Нетрудно представить, какого труда в те мгновенья Амире стоило сохранить внешнее спокойствие. Собрав воедино всю свою волю, она едва смогла взять себя в руки, чтобы унять мгновенно разбушевавшееся у неё в душе всепожирающее пламя неуёмной злости на убивших её мать упырей, вспыхнувшее на ещё не погасших углях непоправимого горя, безвыходного отчаяния, жестоко гложущей боли и ещё огромного множества подобных, не менее мучительных чувств.
Какое-то короткое время она и Убыр помолчали. Между тем, раб, которого избранница Повелителя упырей только что спасла от дальнейшего истязания последним, уже скрылся в недавно выпустившей его туда стене. Ни хозяин подземелья, ни его гостья этого, казалось, даже не заметили.
Прервал их короткое молчание Убыр. Посмотрев на Амиру и увидев, что она как будто успокоилась, он подошёл к ней вплотную.
–
Не будем о грустном. Раз уж ты согласилась мне помочь.
Он приблизился так близко, что стал слышен даже его запах.
–
Лучше давай проделаем то, о чём мы только что с тобой договорились, – проговорил он ей каким-то вдруг враз ставшим притихшим голосом.
И не увидев в глазах Амиры ничего, что сказало бы хоть о каком-то её возражении, продолжил:
–
Сейчас ты увидишь то, от чего только что пообещала меня избавить. Не пугайся, я сразу скажу, что тебе нужно с этим сделать. Хотя об этом ты и так уже знаешь.

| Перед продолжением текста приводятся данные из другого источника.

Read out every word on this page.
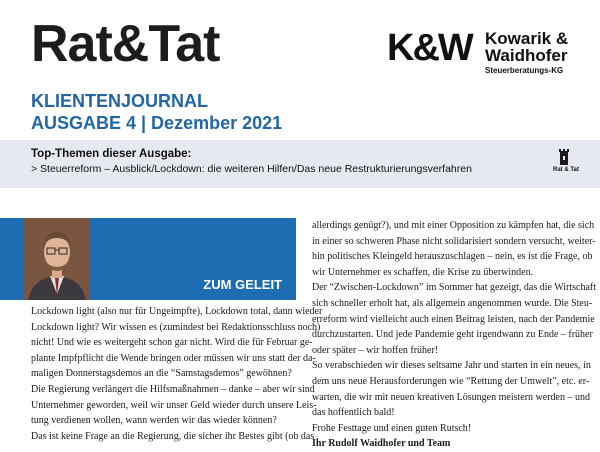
Rat&Tat	K&W Kowarik &
Waidhofer
Steuerberatungs-KG
KLIENTENJOURNAL
AUSGABE 4 | Dezember 2021
Top-Themen dieser Ausgabe:
> Steuerreform – Ausblick/Lockdown: die weiteren Hilfen/Das neue Restrukturierungsverfahren	Rat & Tat
ZUM GELEIT

Lockdown light (also nur für Ungeimpfte), Lockdown total, dann wieder

Lockdown light? Wir wissen es (zumindest bei Redaktionsschluss noch)

nicht! Und wie es weitergeht schon gar nicht. Wird die für Februar ge-

plante Impfpflicht die Wende bringen oder müssen wir uns statt der da-

maligen Donnerstagsdemos an die “Samstagsdemos” gewöhnen?

Die Regierung verlängert die Hilfsmaßnahmen – danke – aber wir sind

Unternehmer geworden, weil wir unser Geld wieder durch unsere Leis-

tung verdienen wollen, wann werden wir das wieder können?

Das ist keine Frage an die Regierung, die sicher ihr Bestes gibt (ob das

allerdings genügt?), und mit einer Opposition zu kämpfen hat, die sich

in einer so schweren Phase nicht solidarisiert sondern versucht, weiter-

hin politisches Kleingeld herauszuschlagen – nein, es ist die Frage, ob

wir Unternehmer es schaffen, die Krise zu überwinden.

Der “Zwischen-Lockdown” im Sommer hat gezeigt, das die Wirtschaft

sich schneller erholt hat, als allgemein angenommen wurde. Die Steu-

erreform wird vielleicht auch einen Beitrag leisten, nach der Pandemie

durchzustarten. Und jede Pandemie geht irgendwann zu Ende – früher

oder später – wir hoffen früher!

So verabschieden wir dieses seltsame Jahr und starten in ein neues, in

dem uns neue Herausforderungen wie “Rettung der Umwelt”, etc. er-

warten, die wir mit neuen kreativen Lösungen meistern werden – und

das hoffentlich bald!

Frohe Festtage und einen guten Rutsch!

Ihr Rudolf Waidhofer und Team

Последнее он промолвил вполголоса, взяв кончиками своих массивных пальцев Амиру за подбородок и заглядывая ей в глаза.
–
Смотри! – выдал он спустя несколько секунд и почти в то же мгновенье схватил своей огромной пятерней, где-то на уровне груди, что-то невидимое, словно наброшенное на него прозрачной накидкой, и отшвырнул от себя в сторону, сразу после чего Амира увидела то, о чём ей только что хозяин заваленного сказочными сокровищами грота рассказывал. В грудной клетке Убыра, из страшной, сильно разбережённой раны, зловеще торчал почерневший от времени, видно, и в самом деле серебряный, кол. Ближе к телу последний, как и вокруг него одежда, был густо испачкан чем-то чёрным, наверняка кровью или ещё какими-то мокротами раненного упыря. И при этом как-то необъяснимо чувствовалось, что торчавшая в груди у последнего металлическая штуковина причинял своему невольному носителю ужасные страдания.
–
Выдерни из меня этот проклятый кол, – проговорил Убыр Амире ставшим вдруг хриплым голосом, который был и жалобным, и злым одновременно.
Съёжившись, Амира испуганно взялась за торчавший из груди Убыра металлический предмет.
–
Тяни его, – негромко прошипел глава упырей. – Ну же!
И сама не понимая, что делает, Амира начала медленно вытаскивать из грудины упыря источник его мучений. И тут, именно в эти секунды, перед глазами её вновь, уже в который раз, всплыла картина с лежавшей в их квартире на полу обескровленной мамой! Её самой дорогой, самой любимой на свете мамочкой, которой, благодаря этому проклятому выродку, стоявшему сейчас перед ней с заговорённым колом в груди, больше не было в живых. Слёзы, казалось, вот-вот должным были снова размыть в её глазах всё, что в те минуты девушку окружало, но тут у неё в голове, буквально сметая всё на своём пути, наконец, захватила власть злость. Неудержимая злость на ждущего от неё избавления от страданий мерзкого «родителя» убившей её маму нечисти, на самого упыря по имени Степан, на всех остальных кровопийц, порождённых Убыром, и даже на его мать, ибо это она наслала на русские земли такое ужасное зло. И эта злость моментально расчистила путь для уже зарождавшихся в рассудке у Амиры мыслей о том, чтобы страшному Повелителю упырей воспротивиться, которые вмиг стали там полноценными хозяевами.